I can spin these wonderful lines about my beautiful children, it isn't hard at all.

Now to take these words and bring them back around to the self-love that I deserve.
There is nothing I could ever do that would make me love myself any less or any more. I love who I am for just being me.

I am kind, empathetic, caring, strong, opinionated, courageous and talented to list just a few of my admirable qualities.

I still give hugs and kisses and tell them I love them daily. Now to do that to my inner child, because she deserves it too.

I pray that I can continue to show my boys and myself how much we are all loved.

Saturday, June 26, 2010

Facing Hurdles

I am not a runner, never have been very good at it. I am actually quite klutzy and the thought of doing hurdles scares me very much!

This metaphor of what I feel like has been happening, is perfect. I imagine each new situation as a hurdle that I must get over. Sometimes I run at full speed and sail over them, other times I slow down and climb over it with caution, and still other times I trip and fall and have to go back and try again.

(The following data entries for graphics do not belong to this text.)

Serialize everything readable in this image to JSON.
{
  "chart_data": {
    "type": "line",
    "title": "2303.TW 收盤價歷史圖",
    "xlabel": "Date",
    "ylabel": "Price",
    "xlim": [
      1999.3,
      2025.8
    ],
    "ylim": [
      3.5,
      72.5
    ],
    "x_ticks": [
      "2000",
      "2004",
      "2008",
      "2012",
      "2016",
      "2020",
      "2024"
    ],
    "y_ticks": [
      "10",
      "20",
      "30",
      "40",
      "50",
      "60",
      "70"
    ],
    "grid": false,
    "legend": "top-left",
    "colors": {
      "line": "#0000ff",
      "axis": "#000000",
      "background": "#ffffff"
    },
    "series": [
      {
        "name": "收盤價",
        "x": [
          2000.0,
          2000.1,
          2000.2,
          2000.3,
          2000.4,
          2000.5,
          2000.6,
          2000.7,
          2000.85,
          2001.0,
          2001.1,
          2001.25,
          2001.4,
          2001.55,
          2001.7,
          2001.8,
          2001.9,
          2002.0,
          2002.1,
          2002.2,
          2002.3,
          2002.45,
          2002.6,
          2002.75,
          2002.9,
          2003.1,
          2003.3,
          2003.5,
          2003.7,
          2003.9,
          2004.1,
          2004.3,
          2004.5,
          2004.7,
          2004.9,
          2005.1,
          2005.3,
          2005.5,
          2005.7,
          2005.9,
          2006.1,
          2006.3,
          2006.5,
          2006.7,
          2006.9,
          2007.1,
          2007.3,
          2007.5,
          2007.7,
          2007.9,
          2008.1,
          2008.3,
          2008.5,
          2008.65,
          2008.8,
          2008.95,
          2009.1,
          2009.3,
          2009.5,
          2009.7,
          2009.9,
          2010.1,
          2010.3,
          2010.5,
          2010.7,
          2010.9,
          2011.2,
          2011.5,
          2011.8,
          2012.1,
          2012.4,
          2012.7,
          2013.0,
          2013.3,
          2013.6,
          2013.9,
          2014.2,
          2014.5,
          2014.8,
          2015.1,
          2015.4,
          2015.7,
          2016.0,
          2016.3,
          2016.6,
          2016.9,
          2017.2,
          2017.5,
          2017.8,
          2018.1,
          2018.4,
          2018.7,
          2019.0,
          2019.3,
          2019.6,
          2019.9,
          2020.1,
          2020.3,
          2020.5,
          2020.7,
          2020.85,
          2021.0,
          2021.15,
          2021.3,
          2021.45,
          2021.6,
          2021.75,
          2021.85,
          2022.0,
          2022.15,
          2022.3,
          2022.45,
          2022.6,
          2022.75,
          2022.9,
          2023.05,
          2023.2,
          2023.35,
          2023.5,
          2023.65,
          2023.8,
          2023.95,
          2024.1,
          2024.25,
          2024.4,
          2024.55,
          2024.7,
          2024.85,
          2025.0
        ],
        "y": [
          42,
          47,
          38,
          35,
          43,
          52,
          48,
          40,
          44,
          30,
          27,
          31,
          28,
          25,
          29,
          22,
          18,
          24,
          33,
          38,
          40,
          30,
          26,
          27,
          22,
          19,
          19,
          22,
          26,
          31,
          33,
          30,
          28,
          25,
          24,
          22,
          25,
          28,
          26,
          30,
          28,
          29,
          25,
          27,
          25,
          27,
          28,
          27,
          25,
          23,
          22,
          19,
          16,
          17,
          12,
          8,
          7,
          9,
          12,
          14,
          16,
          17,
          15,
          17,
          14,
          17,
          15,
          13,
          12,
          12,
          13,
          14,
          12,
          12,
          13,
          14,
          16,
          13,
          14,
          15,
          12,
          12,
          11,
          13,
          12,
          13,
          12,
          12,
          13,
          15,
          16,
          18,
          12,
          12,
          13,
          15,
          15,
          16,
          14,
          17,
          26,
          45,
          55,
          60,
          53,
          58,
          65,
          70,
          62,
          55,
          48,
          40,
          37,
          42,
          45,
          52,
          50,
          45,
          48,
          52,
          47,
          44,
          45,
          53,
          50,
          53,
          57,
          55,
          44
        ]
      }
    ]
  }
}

I have had two surgeries in the past 3 months and am facing a third next week. I have had diagnoses that have scared me and I thought I couldn't handle. I have had personal issues come at me from every direction. I have 2 sons that have had medical problems this year. I have lost my job.

All of these hurdles have popped up on the race I call life.

I will keep running, I will keep leaping, I will keep stumbling, but I will keep getting back up and trying again.

Thursday, June 24, 2010

Trying to Feel Better

I am currently unemployed, and dealing with some health issues. I can go for days without leaving my house. I have been known to stay in my PJs for 2 or more days. It gets gross.

This was sometimes fun to do on vacation, or the occasional weekend. It isn't so much fun when you suffer from depression and feel like your life is slipping away from you.

Many years ago I went to one of those home "make up" parties where they sell you products in cute little packages. The woman said that if we got up each day and washed our faces and put on a little make up we would feel much better. I thought to myself, how vain is that? To think that making our outsides pretty will make us feel better inside?

I have spent years trying to tell myself that my happiness is not tied to my outward appearance. That I don't need to worry about whether I am "pretty" to others or not, and that I can find the beauty within myself.

She was right though. To some extent. I could just stay in the same clothes for days on end and not wash my hair. My family loves me anyway. I could just through on the next set of stained sweatpants and it wouldn't hurt anyone. That doesn't make me feel any better though. I don't feel productive, or motivated to be productive.

If I get up in the morning, wash my face, change my clothes, and dab on a little lip gloss I am more likely to get things done than if I just rolled out of bed and onto the couch for the day.

I don't have to worry about how "pretty" I am, I just need to take care of myself!

Another way I am trying to feel better!